Movimento estudantil repudia suspensão de bonificação

Medida foi causada por decisão da Justiça Federal e afeta cinco mil estudantes; universidade também contesta negativa de bônus de 20% nas notas do Enem para alunos do Amazonas. Na foto acima, fachada do prédio da reitoria no campus UFAM ( Foto: Ascom UFAM).


Manaus (AM) – Após cumprir decisão da 3ª Vara da Justiça Federal, que negou bonificação de 20% nas notas no Enem para estudantes do Amazonas, a Universidade Federal do Amazonas (Ufam) suspendeu na terça-feira (27), por tempo indeterminado, a matrícula dos aprovados no Sistema de Seleção Unificada (Sisu) em 2024. A medida prejudica mais de cinco mil candidatos do estado, sobretudo aqueles que são negros, indígenas, ribeirinhos e/ou moram em municípios do interior.

“Os corpos que deixarão de ingressar na Ufam não serão corpos brancos, do eixo Sul-Sudeste, mas negros, indígenas, ribeirinhos, baixa renda desse solo nortista. É importante lembrar que a Ufam está localizada na maior região indígena do país e, mesmo assim, ainda não possui um programa específico para entrada de indígenas. Dessa maneira, a bonificação é uma política afirmativa, que minimiza as desigualdades regionais, permitindo que amazonenses acessem uma universidade pública, gratuita e de qualidade”, diz trecho de nota de repúdio publicada pelo Movimento dos Estudantes Indígenas do Amazonas (Meiam) contra a medida judicial.

De acordo com Izabel Munduruku, historiadora e coordenadora executiva do Meiam, a decisão ignora as complexidades precárias da educação na região e atrasa o desenvolvimento acadêmico das populações mais vulneráveis. Ela diz que não se trata de questionar a  Constituição Federal, mas afirma que precisa haver uma mobilização a favor da inserção de pessoas originárias no espaço acadêmico

“É preciso que nos garantam na lei essa bonificação, assim como as cotas são garantidas, para que não haja interferências como essas”, afirma.

A ação popular foi movida na Justiça por Caio Augustus Camargos Ferreira, candidato do Distrito Federal a uma das vagas do curso de Medicina, que alegou que as bonificações criadas para os estudantes regionais prejudicam o ingresso de candidatos de outros estados na universidade. De acordo com a juíza Marília Gurgel Rocha de Paiva e Sales, responsável pela decisão, a bonificação por razões geográficas é considerada  irracional e discriminatória. Ela argumenta que a garantia do direito à educação superior igualitária está presente na Carta Magna. 

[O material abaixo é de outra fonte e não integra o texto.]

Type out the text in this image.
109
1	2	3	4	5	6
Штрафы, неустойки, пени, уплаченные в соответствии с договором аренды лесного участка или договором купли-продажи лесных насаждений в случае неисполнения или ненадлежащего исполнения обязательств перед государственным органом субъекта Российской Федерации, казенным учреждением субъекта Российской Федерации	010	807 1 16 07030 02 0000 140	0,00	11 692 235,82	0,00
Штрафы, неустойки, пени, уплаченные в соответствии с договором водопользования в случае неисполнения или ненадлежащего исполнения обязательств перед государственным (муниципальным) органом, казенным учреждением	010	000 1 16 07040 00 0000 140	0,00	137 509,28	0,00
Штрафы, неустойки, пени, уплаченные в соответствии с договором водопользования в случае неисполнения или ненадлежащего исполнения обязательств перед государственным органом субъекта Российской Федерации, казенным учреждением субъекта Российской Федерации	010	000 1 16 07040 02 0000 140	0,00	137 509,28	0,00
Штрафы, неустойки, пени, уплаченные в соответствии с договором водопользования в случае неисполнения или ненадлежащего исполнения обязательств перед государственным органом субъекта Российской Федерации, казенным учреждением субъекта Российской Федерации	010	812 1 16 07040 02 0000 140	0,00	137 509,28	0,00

Em nota de repúdio divulgada na quarta-feira (28), a Ufam, por meio do Conselho Universitário, declarou indignação à decisão judicial que determinou a suspensão da bonificação aos candidatos que cursaram integralmente o ensino médio em instituições de ensino do Amazonas. A universidade observou que a legalidade da bonificação é fundamentada no objetivo de reduzir as desigualdades sociais e regionais, o que está previsto na Constituição.

“Além disso, a bonificação de 20% na nota do Enem desses candidatos se contextualiza na necessidade da garantia da equidade em prol do princípio da igualdade, considerando o baixo Índice de Desenvolvimento Humano estadual e municipal, consequência das desigualdades econômicas e geográficas no contexto amazônico”, diz trecho da nota.

pró-reitor de Ensino e Graduação da Ufam, David Lopes Neto (Foto: Ascom UFAM)

O pró-reitor de Ensino e Graduação da Ufam, David Lopes Neto, também se manifestou contra a medida judicial e afirmou que a instituição está lutando para manter a bonificação. “Venho aqui manifestar a minha e a nossa indignação diante das decisões contrárias à bonificação estadual para os estudantes secundaristas do Amazonas, as quais causaram prejuízo para mais de cinco mil candidatos, principalmente aqueles que concorriam a mais de 2.400 vagas da nossa Universidade Federal do Amazonas”, afirmou.

Na segunda-feira (26), o desembargador Alexandre Machado Vasconcelos, do Tribunal Regional Federal da 1ª Região (TRF1), rejeitou o recurso da Ufam e manteve suspenso o bônus regional. Segundo ele, a bonificação é uma afronta à Constituição, uma vez que é proibido criar distinções ou preferências entre brasileiros. A Ufam tem 20 dias para contestar a decisão e comprovar a importância da medida, indicando suas finalidades.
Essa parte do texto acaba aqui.